Agent Diagnostic
Investigated an OpenShell gateway running the Kubernetes compute driver under sustained
high concurrency (~20+ sandboxes), where agent trials hung after the agent had already
finished its work.
Tools / approach:
kubectl for pod state, in-sandbox supervisor logs (/var/log/openshell.*), and ps.
- Gateway log analysis (supervisor sessions, relay channels, RPC latency).
openshell sandbox exec timing probes (quick, long-idle, and background-child commands).
- Source review of the gateway exec/relay path (
grpc/sandbox.rs, supervisor_session.rs,
multiplex.rs) and the in-sandbox SSH server (openshell-sandbox/src/ssh.rs), plus the
russh 0.57 channel-close behavior.
Findings:
- On a stuck pod the agent process had exited with no orphan processes, yet the
agent's ExecSandbox RPC never returned.

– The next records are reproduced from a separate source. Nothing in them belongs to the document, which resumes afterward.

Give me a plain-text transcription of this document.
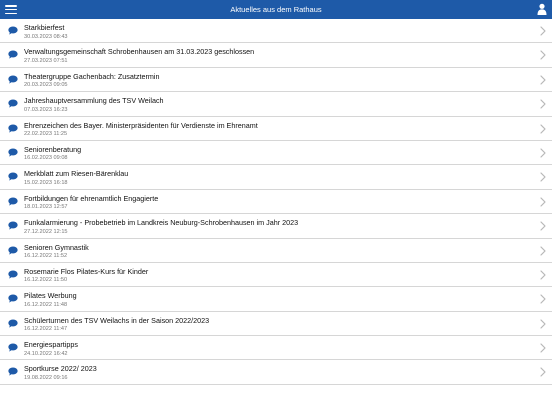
Aktuelles aus dem Rathaus
Starkbierfest
30.03.2023 08:43
Verwaltungsgemeinschaft Schrobenhausen am 31.03.2023 geschlossen
27.03.2023 07:51
Theatergruppe Gachenbach: Zusatztermin
20.03.2023 09:05
Jahreshauptversammlung des TSV Weilach
07.03.2023 16:23
Ehrenzeichen des Bayer. Ministerpräsidenten für Verdienste im Ehrenamt
22.02.2023 11:25
Seniorenberatung
16.02.2023 09:08
Merkblatt zum Riesen-Bärenklau
15.02.2023 16:18
Fortbildungen für ehrenamtlich Engagierte
18.01.2023 12:57
Funkalarmierung - Probebetrieb im Landkreis Neuburg-Schrobenhausen im Jahr 2023
27.12.2022 12:15
Senioren Gymnastik
16.12.2022 11:52
Rosemarie Flos Pilates-Kurs für Kinder
16.12.2022 11:50
Pilates Werbung
16.12.2022 11:48
Schülerturnen des TSV Weilachs in der Saison 2022/2023
16.12.2022 11:47
Energiespartipps
24.10.2022 16:42
Sportkurse 2022/ 2023
19.08.2022 09:16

A fresh exec into the same sandbox
returned in <1s — so the supervisor session/relay was healthy and reconnected; only the
original in-flight exec channel was wedged.
- The gateway itself was healthy throughout (0 restarts, single-digit-ms RPC latency), so
this is not saturation.
- Observed recurring bursts of supervisor sessions resetting with
h2 protocol error: error reading a body from connection, each followed by
relay stream: inbound errored. A controlled long-running exec died at the exact instant
of one such burst; others in the same situation hung instead.
- The in-sandbox supervisor bounds its own teardown — it sends
eof → exit-status →
close wit
the exec loop blocks on channel.wait() with no idle/liveness backstop, and an orphaned
relay channel (left over from a reset session) never produces another message.
- Confirmed not driver-specific: exec runs over the same supervisor reverse-relay path
for every compute driver (local containers, VMs, Kubernetes). The defect is latent
everywhere; it manifests in practice on networked / higher-concurrency deployments
(where supervisor sessions actually reset often enough to orphan an in-flight exec) and
is rarely seen on a local single-host gateway.
Tried: isolated long channel-silent execs and background-child execs both return fine on a
healthy session; the hang only appears when a supervisor session resets while an exec is in
flight, leaving the relay channel orphaned and the gateway exec loop parked.
Description
The bug occured constantly when trying to scale test openshell on K8S environment, specicily running swe-bench with Harbor framework which requires having a long running exec command.
Actual behavior: When a supervisor session resets while an ExecSandbox is in flight,
the relay channel carrying that exec is orphaned. The supervisor reconnects a fresh session
(new execs work immediately), but the gateway's exec loop stays blocked on channel.wait()
waiting for an SSH close/exit that will never arrive — there is no idle or liveness timeout
to break out. The streaming RPC never returns and the caller hangs until its own deadline.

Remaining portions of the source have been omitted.